Artist Bios
Chris Collins
Chris Collins is a professional jazz woodwind player who has toured throughout Japan, South Africa, Europe and North America as the leader of his own ensembles and as a featured soloist. In the past year Collins has performed his original works in 7 countries on 4 continents.He has played professionally with artists including the Phil Collins Big Band, Doc Severenson, Mel Torme, Michael Fienstien, Rob McConnel, Lou Rawls and the Detroit Symphony Orchestra.
Chris has performed at jazz festivals including: Cork, Ireland, Montreux-Switzerland, Pori, Nice, North Sea, and Glasgow. His most recent Cd release “Jazz From The Shamrock Shore” (Harriett Jazz/ASCAP) features extended compositions which artistically combine the instrumentation, musical vocabulary and repertoire of the Irish folk tradition with American Jazz. In addition to his work on commercial recordings and film soundtracks, including the soundtrack for the award winning Paramount Pictures release "The Big Night", Chris's jazz solo work can be heard on the CD releases: "Urban Solitude" - Chris Collins Quartet (Harriett Jazz), "A Hot Night In Paris" - The Phil Collins Big Band (Atlantic), “A Time To Mourn, A Time To Dance” (Harriett Jazz/ ASCAP) and "Watching For Watchung Plaza" - The John Cooper Quintet. Collins' work has received recognition from Billboard Magazine, Downbeat Magazine, Detroit Jazz Magazine, The Chicago Tribune, The Detroit news, The Hennesey Jazz Competition, and the International Association of Jazz Educators.

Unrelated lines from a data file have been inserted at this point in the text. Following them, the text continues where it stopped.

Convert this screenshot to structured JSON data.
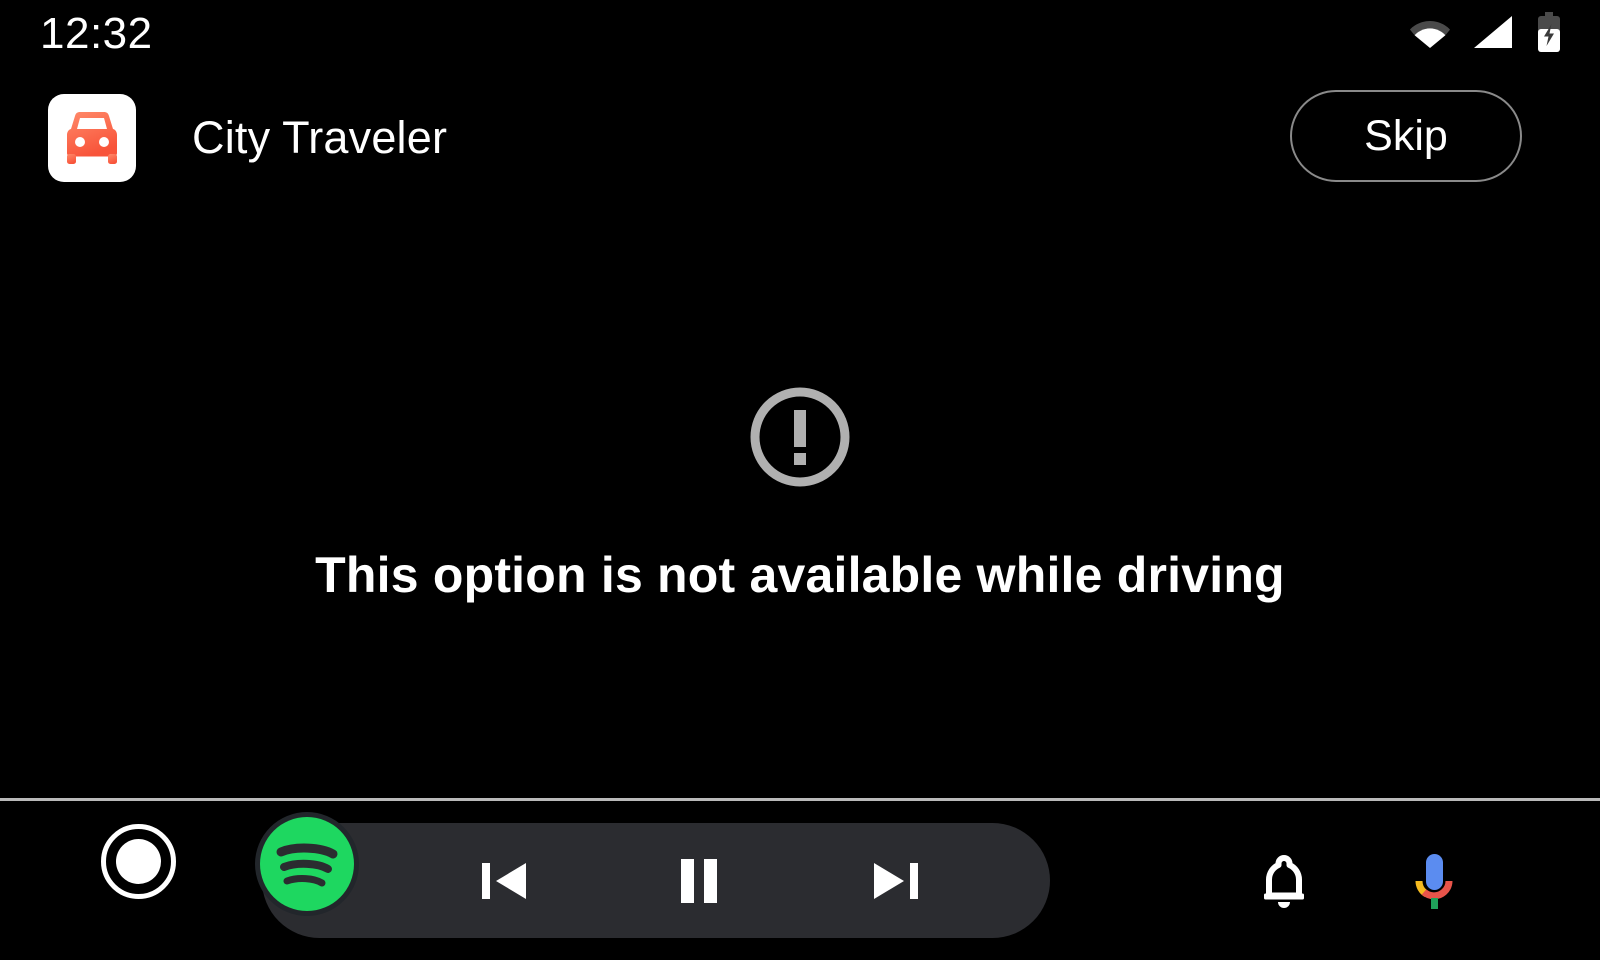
{
  "status_bar": {
    "clock": "12:32",
    "icons": [
      {
        "name": "wifi-icon",
        "label": "Wi-Fi"
      },
      {
        "name": "cellular-signal-icon",
        "label": "Cellular signal"
      },
      {
        "name": "battery-charging-icon",
        "label": "Battery charging"
      }
    ]
  },
  "app_header": {
    "app_icon_name": "car-app-icon",
    "title": "City Traveler",
    "skip_label": "Skip"
  },
  "content": {
    "warning_icon_name": "error-exclamation-circle-icon",
    "message": "This option is not available while driving"
  },
  "nav_bar": {
    "home_label": "Home",
    "media_app": "Spotify",
    "previous_label": "Previous track",
    "play_pause_label": "Pause",
    "next_label": "Next track",
    "notifications_label": "Notifications",
    "assistant_label": "Google Assistant"
  },
  "colors": {
    "background": "#000000",
    "text_primary": "#ffffff",
    "warning_gray": "#b0b0b0",
    "divider": "#b9b9b9",
    "media_pill": "#2b2c30",
    "spotify_green": "#1ed760",
    "app_icon_bg": "#ffffff",
    "app_icon_car": "#fa6a4f",
    "assistant_blue": "#5b8cf0",
    "assistant_red": "#e8544a",
    "assistant_yellow": "#f5bb20",
    "assistant_green": "#1fa25a",
    "skip_border": "#8a8a8a"
  }
}
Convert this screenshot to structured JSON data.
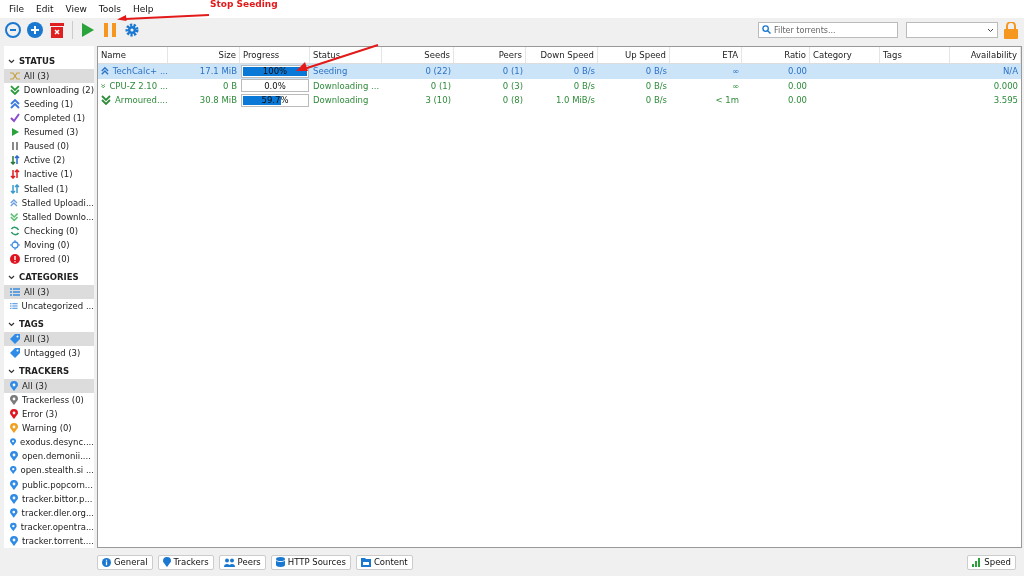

Chris is currently an Associate Professor and Director of Jazz Studies at Wayne State University in Detroit Michigan. Chris has presented numerous workshops around the world including presentations at The South African Jazz Educators conference - Durbin, Capetown, and Grahamstown, South Africa, The University of Strathclyde - Glasgow, Scotland, The Big Band Club - Kita Kyushu, Japan, and at numerous U.S. I.A.J.E. conferences on topics including jazz saxophone/improvisation and distance jazz education. He has also contributed several articles to the Jazz Educators Journal including a recent cover story on Joe Lovano and Joe Zawinul.
Emanuele Cisi
Cisi began using the alto saxophone at the age of sixteen taking private lessons, continuing thereafter with as a self-taught musician. Two years later he dropped the alto saxophone for the tenor and the soprano. He then partook in several seminars with important Italian musicians and, in 1986, with Michael Breker. At nineteen years of age he began his professional carrier playing with different musicians from the area of Turin, at twenty-one he was called to take part in a historical reformed group called "Area", his first important booking which then put him in the spot light nationwide leading to the participation in tours, festivals, broadcasting programmes and also in he recording of an album.
From 1990 to 1998 Emanuele moved to Milan where he started new and lasting collaborations with, among others, Antonio FaraÚ Luigi Bonafede, Massimo Colombo; in 1994 he set up the first quartet in his name with Paolo Birro, Marco Micheli, Francesco Sotgiu and he recorded his first album in his name thanks to which, in January 1995, he won the "Top Jazz" critic poll and was described by the magazine Musica Jazz, as "Best new talent". From 1996 his activity abroad intensified, especially in Paris where he played regularly in the pianist Jean Pierre Como's group, with whom he recorded the album un disco per le Blue Note. He also began collaborating with the Swiss drummer Daniel Humair.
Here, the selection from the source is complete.